The project also will have a twist: It will be built as a commercial condominium, meaning businesses will own the space that they occupy instead of renting it.

Cory Brinkerhoff, broker at Brinkerhoff Real Estate, is marketing the project. He said the development group thought small businesses would rather own space than rent it, but they have been unable to do so because of the price of commercial real estate in Lawrence.

Brinkerhoff said many small-business owners were forced to build a larger building than they needed and rent the extra space. He said the cost of commercially zoned land made constructing small buildings financially unfeasible.

“The local businessman, unless he wants to become a developer and a landlord, has very few opportunities to own commercial real estate in this town,” Brinkerhoff said. “That seems to be a major problem.”

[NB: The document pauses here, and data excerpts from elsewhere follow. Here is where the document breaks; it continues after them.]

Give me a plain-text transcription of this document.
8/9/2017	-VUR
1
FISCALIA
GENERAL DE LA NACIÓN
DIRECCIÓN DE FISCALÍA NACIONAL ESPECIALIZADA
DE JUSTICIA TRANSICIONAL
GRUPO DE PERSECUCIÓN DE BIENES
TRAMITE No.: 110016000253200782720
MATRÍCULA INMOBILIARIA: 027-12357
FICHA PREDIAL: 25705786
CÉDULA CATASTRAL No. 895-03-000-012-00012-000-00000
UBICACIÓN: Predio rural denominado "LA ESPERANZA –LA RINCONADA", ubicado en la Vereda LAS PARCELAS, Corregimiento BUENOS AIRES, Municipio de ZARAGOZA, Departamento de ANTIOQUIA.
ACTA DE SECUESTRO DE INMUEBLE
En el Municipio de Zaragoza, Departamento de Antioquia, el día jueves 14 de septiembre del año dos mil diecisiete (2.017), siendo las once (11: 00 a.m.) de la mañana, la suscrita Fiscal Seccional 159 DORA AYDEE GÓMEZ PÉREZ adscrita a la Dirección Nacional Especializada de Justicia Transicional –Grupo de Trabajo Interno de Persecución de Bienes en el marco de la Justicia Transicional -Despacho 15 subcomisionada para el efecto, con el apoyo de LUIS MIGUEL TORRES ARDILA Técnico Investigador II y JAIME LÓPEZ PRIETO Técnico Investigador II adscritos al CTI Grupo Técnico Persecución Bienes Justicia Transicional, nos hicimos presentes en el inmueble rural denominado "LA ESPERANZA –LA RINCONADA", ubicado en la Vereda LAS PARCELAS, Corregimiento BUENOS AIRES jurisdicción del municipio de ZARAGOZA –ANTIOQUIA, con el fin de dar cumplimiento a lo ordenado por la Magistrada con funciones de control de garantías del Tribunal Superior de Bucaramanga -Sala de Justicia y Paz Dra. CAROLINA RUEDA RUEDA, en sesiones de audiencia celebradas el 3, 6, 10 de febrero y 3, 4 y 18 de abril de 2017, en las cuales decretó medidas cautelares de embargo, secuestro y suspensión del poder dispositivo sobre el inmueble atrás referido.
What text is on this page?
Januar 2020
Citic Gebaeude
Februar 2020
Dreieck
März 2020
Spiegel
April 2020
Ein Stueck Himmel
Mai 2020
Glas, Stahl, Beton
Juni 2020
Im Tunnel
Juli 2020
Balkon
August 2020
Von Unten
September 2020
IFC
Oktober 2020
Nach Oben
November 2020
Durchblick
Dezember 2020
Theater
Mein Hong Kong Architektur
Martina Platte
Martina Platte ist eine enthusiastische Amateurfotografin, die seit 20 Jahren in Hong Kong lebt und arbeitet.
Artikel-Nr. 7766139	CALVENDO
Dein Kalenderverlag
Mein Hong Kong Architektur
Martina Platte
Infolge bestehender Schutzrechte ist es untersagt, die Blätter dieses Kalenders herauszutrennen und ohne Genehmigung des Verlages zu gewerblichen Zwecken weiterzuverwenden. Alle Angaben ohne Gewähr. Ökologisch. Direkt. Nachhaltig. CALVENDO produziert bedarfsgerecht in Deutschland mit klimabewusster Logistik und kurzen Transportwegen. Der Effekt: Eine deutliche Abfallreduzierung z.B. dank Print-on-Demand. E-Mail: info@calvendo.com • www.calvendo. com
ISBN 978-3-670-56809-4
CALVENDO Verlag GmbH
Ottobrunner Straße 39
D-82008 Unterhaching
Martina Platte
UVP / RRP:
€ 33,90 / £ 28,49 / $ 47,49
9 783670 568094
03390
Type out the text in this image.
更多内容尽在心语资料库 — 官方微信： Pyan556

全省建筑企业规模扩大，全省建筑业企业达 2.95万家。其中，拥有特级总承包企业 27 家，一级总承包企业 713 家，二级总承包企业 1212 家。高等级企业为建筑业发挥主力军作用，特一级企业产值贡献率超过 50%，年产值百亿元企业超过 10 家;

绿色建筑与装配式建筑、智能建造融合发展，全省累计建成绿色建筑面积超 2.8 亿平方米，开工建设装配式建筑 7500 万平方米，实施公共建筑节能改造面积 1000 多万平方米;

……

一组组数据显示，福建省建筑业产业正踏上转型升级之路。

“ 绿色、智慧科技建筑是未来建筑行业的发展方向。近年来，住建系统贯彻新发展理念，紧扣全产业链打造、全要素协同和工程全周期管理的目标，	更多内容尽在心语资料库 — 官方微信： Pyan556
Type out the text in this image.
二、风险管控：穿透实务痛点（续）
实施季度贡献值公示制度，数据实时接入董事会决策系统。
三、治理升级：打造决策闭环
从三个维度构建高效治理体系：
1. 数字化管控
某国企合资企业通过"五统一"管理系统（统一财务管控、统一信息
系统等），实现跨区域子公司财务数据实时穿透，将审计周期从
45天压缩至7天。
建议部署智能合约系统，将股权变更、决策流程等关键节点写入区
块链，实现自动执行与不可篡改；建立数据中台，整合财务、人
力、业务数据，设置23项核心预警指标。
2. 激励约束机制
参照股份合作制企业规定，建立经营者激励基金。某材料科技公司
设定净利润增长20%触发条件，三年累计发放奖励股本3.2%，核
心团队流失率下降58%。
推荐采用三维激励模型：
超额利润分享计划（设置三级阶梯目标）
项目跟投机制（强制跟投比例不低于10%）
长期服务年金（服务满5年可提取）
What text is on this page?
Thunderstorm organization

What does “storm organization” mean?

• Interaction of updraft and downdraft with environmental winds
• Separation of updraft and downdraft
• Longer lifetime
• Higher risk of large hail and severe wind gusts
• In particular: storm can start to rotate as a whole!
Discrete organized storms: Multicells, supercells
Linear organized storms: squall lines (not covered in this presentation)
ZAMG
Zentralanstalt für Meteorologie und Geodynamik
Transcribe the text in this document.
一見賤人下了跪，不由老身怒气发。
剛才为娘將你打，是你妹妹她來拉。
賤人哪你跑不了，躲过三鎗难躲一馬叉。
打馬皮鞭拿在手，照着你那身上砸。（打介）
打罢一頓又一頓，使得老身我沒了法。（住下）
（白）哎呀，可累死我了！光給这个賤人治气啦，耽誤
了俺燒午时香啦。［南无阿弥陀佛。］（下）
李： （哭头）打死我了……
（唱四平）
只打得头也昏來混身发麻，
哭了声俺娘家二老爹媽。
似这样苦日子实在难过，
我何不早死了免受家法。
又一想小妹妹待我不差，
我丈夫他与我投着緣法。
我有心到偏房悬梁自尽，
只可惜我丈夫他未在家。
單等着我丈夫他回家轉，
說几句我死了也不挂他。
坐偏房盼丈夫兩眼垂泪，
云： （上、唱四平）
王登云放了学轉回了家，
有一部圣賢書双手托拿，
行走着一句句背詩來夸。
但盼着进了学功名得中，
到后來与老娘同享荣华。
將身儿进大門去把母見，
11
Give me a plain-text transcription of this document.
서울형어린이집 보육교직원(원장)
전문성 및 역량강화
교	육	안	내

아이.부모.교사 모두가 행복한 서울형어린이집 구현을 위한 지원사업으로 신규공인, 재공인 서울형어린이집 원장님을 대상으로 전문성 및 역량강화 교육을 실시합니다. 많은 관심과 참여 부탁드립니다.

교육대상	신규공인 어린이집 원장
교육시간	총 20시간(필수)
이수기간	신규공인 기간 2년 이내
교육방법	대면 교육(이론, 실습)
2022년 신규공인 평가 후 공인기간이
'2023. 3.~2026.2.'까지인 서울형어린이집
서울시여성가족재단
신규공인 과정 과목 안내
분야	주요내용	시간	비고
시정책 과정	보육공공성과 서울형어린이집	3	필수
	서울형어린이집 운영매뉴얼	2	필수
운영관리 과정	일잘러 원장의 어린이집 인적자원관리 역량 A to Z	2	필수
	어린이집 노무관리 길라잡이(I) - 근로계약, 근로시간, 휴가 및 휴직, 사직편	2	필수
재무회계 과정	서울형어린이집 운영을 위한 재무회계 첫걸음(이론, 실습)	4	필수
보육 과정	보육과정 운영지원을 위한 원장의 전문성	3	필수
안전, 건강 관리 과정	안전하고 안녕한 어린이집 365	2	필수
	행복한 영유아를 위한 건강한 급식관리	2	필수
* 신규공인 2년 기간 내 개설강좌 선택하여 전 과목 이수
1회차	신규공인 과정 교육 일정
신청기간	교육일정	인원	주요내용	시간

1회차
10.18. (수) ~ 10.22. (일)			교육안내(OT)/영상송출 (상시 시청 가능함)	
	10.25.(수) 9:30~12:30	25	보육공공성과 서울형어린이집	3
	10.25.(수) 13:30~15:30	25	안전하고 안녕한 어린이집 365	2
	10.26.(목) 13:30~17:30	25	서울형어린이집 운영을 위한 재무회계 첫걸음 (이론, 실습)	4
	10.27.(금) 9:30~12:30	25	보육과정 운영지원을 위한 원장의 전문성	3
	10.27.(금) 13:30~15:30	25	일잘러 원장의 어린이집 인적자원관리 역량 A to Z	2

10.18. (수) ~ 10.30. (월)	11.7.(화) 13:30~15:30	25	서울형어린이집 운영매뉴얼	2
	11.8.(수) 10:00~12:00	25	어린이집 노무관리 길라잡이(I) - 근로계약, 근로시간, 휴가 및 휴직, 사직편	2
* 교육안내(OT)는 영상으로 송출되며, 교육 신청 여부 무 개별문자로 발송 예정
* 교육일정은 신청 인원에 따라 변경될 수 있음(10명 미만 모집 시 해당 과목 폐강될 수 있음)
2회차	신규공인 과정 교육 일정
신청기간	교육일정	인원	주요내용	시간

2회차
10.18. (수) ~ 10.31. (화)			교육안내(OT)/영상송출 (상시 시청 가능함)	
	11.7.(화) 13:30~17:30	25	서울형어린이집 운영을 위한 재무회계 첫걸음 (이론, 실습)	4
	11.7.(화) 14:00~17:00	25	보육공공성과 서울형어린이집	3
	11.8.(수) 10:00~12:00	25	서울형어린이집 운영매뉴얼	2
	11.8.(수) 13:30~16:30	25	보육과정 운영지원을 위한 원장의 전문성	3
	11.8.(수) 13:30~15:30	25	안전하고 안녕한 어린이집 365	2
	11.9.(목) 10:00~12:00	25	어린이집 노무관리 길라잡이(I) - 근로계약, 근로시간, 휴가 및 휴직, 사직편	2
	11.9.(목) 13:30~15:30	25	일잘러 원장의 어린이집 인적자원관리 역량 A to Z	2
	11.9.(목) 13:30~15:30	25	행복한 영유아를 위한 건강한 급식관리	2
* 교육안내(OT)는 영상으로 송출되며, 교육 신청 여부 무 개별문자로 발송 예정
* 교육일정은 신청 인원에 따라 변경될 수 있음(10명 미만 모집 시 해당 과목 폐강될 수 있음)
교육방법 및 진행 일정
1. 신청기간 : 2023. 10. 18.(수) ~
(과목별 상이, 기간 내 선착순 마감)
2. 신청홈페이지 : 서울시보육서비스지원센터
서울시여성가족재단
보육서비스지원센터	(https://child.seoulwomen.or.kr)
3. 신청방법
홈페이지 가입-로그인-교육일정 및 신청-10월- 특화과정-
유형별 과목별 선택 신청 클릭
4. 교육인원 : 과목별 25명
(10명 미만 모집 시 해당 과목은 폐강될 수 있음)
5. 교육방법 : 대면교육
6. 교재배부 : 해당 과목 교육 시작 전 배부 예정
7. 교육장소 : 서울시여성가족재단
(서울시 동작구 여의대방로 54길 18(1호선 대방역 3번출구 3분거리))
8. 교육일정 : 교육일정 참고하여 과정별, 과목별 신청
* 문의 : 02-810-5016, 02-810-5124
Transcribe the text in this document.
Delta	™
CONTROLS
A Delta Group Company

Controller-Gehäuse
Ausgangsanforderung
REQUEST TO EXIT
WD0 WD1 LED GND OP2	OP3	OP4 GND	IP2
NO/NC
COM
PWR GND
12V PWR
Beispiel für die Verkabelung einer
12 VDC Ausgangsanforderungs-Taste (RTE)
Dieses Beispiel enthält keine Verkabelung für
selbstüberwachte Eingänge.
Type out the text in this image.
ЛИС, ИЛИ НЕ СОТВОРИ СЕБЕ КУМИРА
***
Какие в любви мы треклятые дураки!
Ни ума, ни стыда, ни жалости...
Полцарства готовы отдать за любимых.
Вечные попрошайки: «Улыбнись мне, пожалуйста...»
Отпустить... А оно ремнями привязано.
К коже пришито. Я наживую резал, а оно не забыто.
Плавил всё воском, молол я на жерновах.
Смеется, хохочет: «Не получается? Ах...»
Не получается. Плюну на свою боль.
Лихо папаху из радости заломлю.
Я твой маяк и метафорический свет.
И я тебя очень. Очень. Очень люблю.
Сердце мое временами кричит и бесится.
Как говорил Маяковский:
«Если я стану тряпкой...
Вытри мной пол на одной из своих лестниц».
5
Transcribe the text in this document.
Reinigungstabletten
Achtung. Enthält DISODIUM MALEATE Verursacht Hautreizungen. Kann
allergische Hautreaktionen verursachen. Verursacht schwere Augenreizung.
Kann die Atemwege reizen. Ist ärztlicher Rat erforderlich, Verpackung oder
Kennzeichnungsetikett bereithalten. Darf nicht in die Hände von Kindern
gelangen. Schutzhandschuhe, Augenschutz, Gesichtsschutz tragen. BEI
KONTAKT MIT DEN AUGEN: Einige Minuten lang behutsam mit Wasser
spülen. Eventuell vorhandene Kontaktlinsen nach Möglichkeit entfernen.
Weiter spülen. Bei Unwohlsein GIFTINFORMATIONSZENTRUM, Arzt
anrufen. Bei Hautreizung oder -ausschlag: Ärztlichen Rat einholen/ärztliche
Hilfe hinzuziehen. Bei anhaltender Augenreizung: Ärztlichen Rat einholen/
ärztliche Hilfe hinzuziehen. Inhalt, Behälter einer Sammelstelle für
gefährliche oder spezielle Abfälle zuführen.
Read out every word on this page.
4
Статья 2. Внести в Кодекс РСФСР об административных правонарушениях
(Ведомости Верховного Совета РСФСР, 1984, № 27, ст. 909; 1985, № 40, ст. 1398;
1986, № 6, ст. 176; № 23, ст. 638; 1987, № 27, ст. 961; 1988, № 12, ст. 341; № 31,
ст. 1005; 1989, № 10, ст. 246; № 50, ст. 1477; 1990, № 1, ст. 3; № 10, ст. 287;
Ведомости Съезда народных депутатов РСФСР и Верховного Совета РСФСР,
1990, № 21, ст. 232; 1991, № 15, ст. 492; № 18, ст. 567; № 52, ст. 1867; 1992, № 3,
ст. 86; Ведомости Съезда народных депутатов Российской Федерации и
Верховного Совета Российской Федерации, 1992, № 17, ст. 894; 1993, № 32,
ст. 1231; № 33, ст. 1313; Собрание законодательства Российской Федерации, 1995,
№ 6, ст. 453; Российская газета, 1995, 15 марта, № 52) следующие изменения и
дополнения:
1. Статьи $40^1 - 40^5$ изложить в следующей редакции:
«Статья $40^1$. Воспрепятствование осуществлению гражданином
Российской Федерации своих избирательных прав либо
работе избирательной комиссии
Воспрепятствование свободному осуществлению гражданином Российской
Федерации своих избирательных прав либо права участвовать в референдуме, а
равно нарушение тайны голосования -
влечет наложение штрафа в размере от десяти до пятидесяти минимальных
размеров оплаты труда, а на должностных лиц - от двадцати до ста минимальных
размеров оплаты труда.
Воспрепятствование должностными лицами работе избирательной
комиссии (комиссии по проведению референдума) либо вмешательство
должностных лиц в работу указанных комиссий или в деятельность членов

Cory Brinkerhoff, a real estate broker, walks near the intersection of 33rd Street and Ousdahl Road, where developers plan to build a 20,000-square-foot retail and warehouse building. Brinkerhoff, who is marketing the project, was pictured last week near the site.

Doug Brown, an agent with Coldwell Banker Commercial McGrew Real Estate, was involved in one of the last attempts to start such a project. His company developed the Monterey Business Plaza near Sixth and Eldridge streets in the late 1990s as a commercial condominium, but it soon abandoned the idea after experiencing a lack of buyers. It became a typical project with businesses leasing some of the units.

But Brown, who is unconnected to the proposed development, thinks the commercial condominium idea is a good one.

“The lack of available commercial property is hurting the small-business owner here,” Brown said. “Our community has always thought constraining growth would help the small-business man, but it has done the exact opposite. Prices have gone up and it has made it difficult for the small-business owner to carry his own weight.”

Prices on the units are expected to start at $250,000, Shmalberg said. He plans to begin construction as soon as buyers are found for at least three of the units, and he hopes that will be by spring.